This raises the question of how to access the Group Policy Editor.
The method you will need to use varies depending on the installation type you have performed.
Can 2016 be set not to update outside of 'Active Hours'?
But if you have installed the local administrative tools then accessing the Group Policy Editor is done in a way that is somewhat similar to the method used in Windows Server 2012.Click the Browse button and then select the desired group policy (Figure 5).The other option is to edit group policies through Power Shell.The only option I find is to add an active period and Windows Update looks happy to run at any time outside of that period...I am used to taking a checkpoint, running the update, and reverting if failed.
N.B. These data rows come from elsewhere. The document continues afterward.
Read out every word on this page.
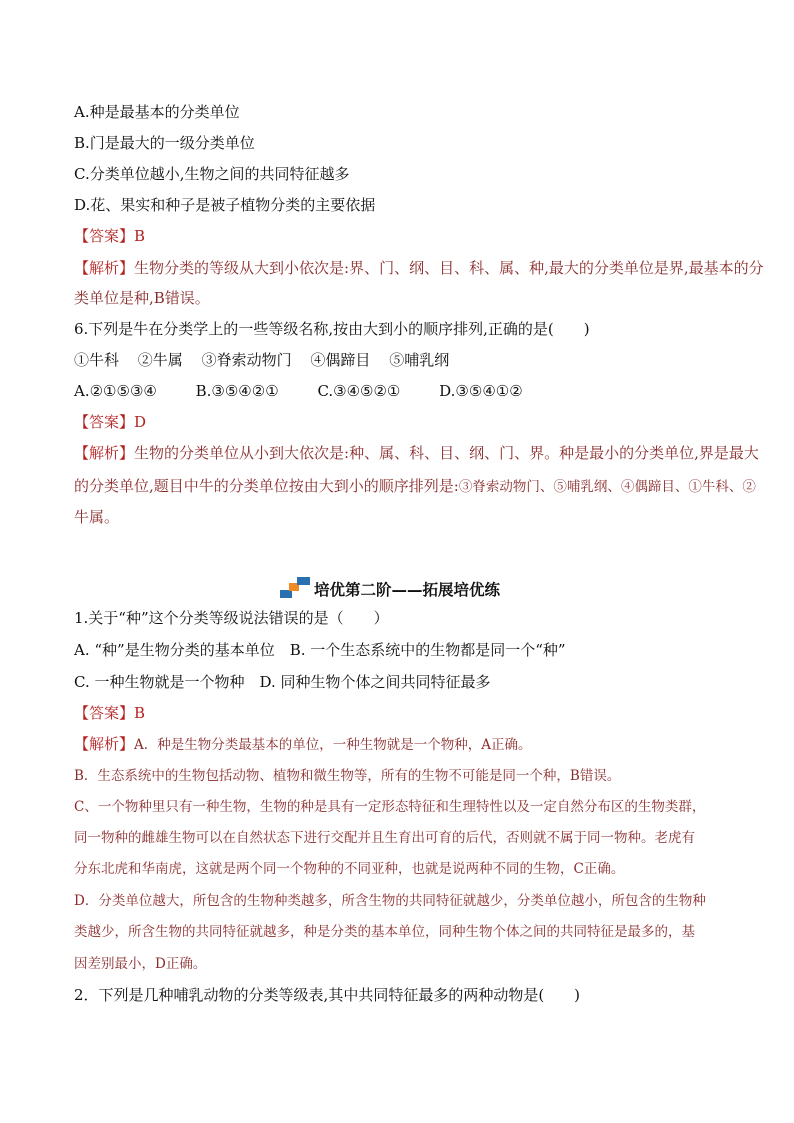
A.种是最基本的分类单位
B.门是最大的一级分类单位
C.分类单位越小,生物之间的共同特征越多
D.花、果实和种子是被子植物分类的主要依据
【答案】B
【解析】生物分类的等级从大到小依次是:界、门、纲、目、科、属、种,最大的分类单位是界,最基本的分
类单位是种,B错误。
6.下列是牛在分类学上的一些等级名称,按由大到小的顺序排列,正确的是(　　)
①牛科 ②牛属 ③脊索动物门 ④偶蹄目 ⑤哺乳纲
A.②①⑤③④	B.③⑤④②①	C.③④⑤②①	D.③⑤④①②
【答案】D
【解析】生物的分类单位从小到大依次是:种、属、科、目、纲、门、界。种是最小的分类单位,界是最大
的分类单位,题目中牛的分类单位按由大到小的顺序排列是:③脊索动物门、⑤哺乳纲、④偶蹄目、①牛科、②
牛属。
培优第二阶——拓展培优练
1.关于“种”这个分类等级说法错误的是（　　）
A. “种”是生物分类的基本单位　B. 一个生态系统中的生物都是同一个“种”
C. 一种生物就是一个物种　D. 同种生物个体之间共同特征最多
【答案】B
【解析】A．种是生物分类最基本的单位，一种生物就是一个物种，A正确。
B．生态系统中的生物包括动物、植物和微生物等，所有的生物不可能是同一个种，B错误。
C、一个物种里只有一种生物，生物的种是具有一定形态特征和生理特性以及一定自然分布区的生物类群，
同一物种的雌雄生物可以在自然状态下进行交配并且生育出可育的后代，否则就不属于同一物种。老虎有
分东北虎和华南虎，这就是两个同一个物种的不同亚种，也就是说两种不同的生物，C正确。
D．分类单位越大，所包含的生物种类越多，所含生物的共同特征就越少，分类单位越小，所包含的生物种
类越少，所含生物的共同特征就越多，种是分类的基本单位，同种生物个体之间的共同特征是最多的，基
因差别最小，D正确。
2．下列是几种哺乳动物的分类等级表,其中共同特征最多的两种动物是(　　)
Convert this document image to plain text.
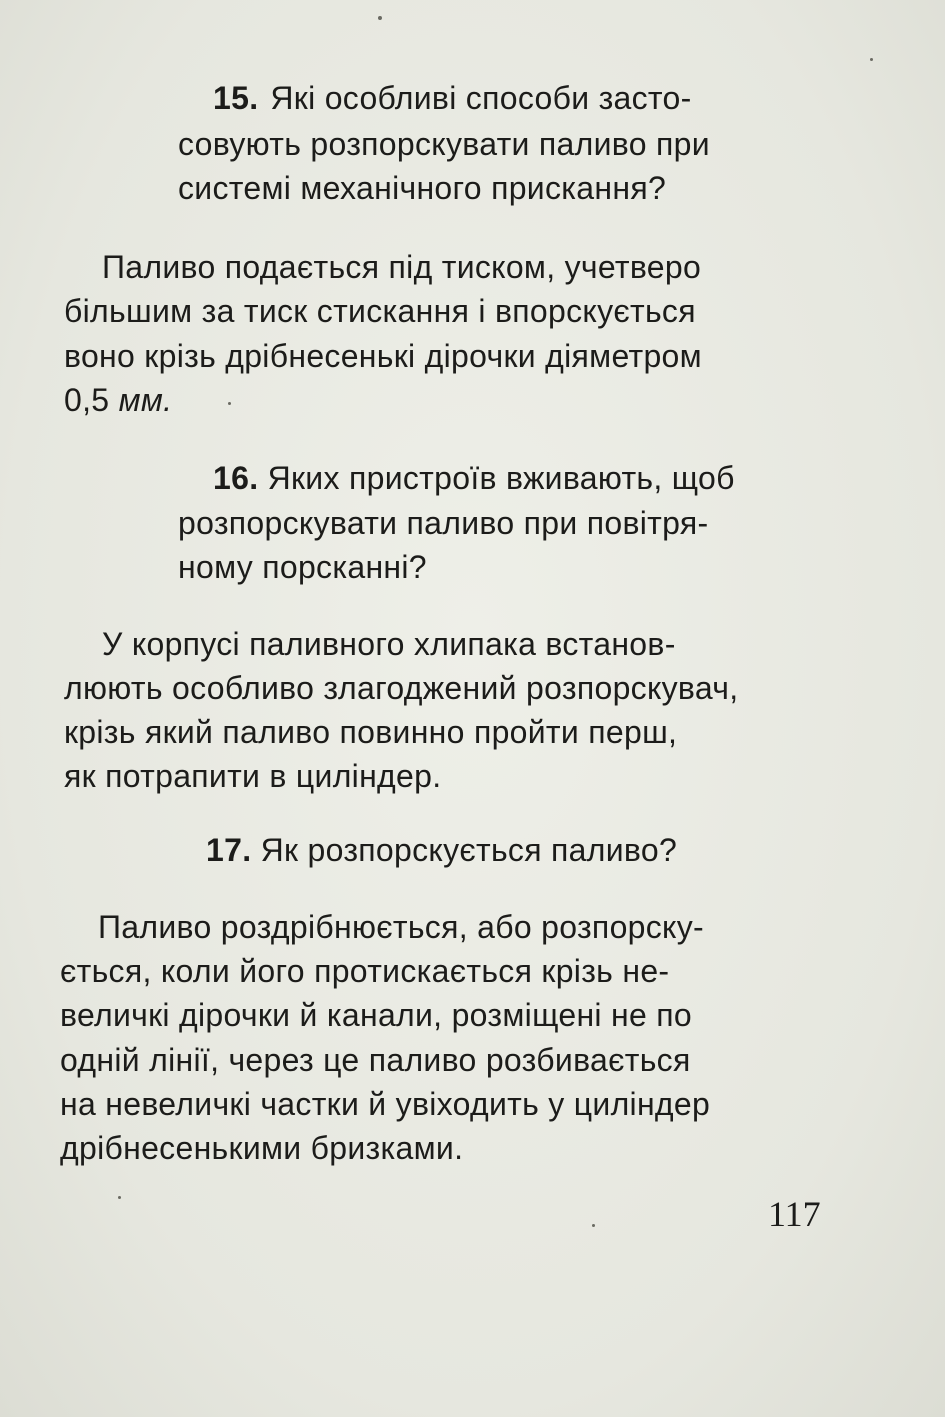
15. Які особливі способи засто-
совують розпорскувати паливо при
системі механічного прискання?
Паливо подається під тиском, учетверо
більшим за тиск стискання і впорскується
воно крізь дрібнесенькі дірочки діяметром
0,5 мм.
16. Яких пристроїв вживають, щоб
розпорскувати паливо при повітря-
ному порсканні?
У корпусі паливного хлипака встанов-
люють особливо злагоджений розпорскувач,
крізь який паливо повинно пройти перш,
як потрапити в циліндер.
17. Як розпорскується паливо?
Паливо роздрібнюється, або розпорску-
ється, коли його протискається крізь не-
величкі дірочки й канали, розміщені не по
одній лінії, через це паливо розбивається
на невеличкі частки й увіходить у циліндер
дрібнесенькими бризками.
117
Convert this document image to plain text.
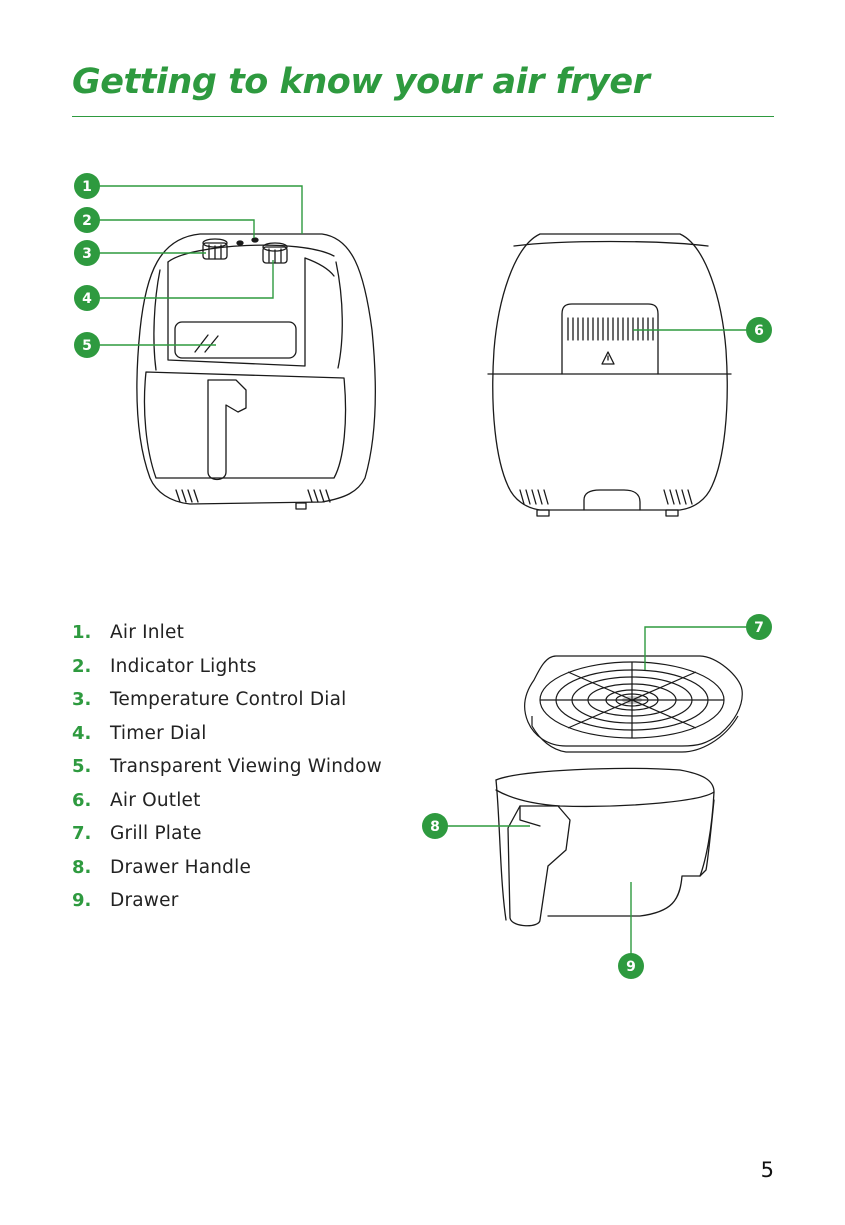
Getting to know your air fryer
1
2
3
4
5
6
7
8
9
1.	Air Inlet
2.	Indicator Lights
3.	Temperature Control Dial
4.	Timer Dial
5.	Transparent Viewing Window
6.	Air Outlet
7.	Grill Plate
8.	Drawer Handle
9.	Drawer
5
In our case, Microsoft Edge is available as shown in the image below.Anderson Patricio is a Canadian MVP in Cloud and Datacenter Management, and Office Server and Services, besides the Microsoft Award he also holds a Solutions Master (MCSM) in Exchange and several other certifications.The Server Manager, for example, includes a link to the Local Security Policy, but not to domain-based group policies.If you want to access the user and the computer portion of the local security policy, you will need to switch to the Command Prompt window and navigate to C:\%systemroot%\system32 and then enter the GPEDIT. For deployments that do not include local management tools, you will have to either manage the group policies remotely or use Power Shell.If you want to manage group policy remotely then you will need to have at least one server that has the management tools installed.From this server, enter the MMC command at the server's command prompt.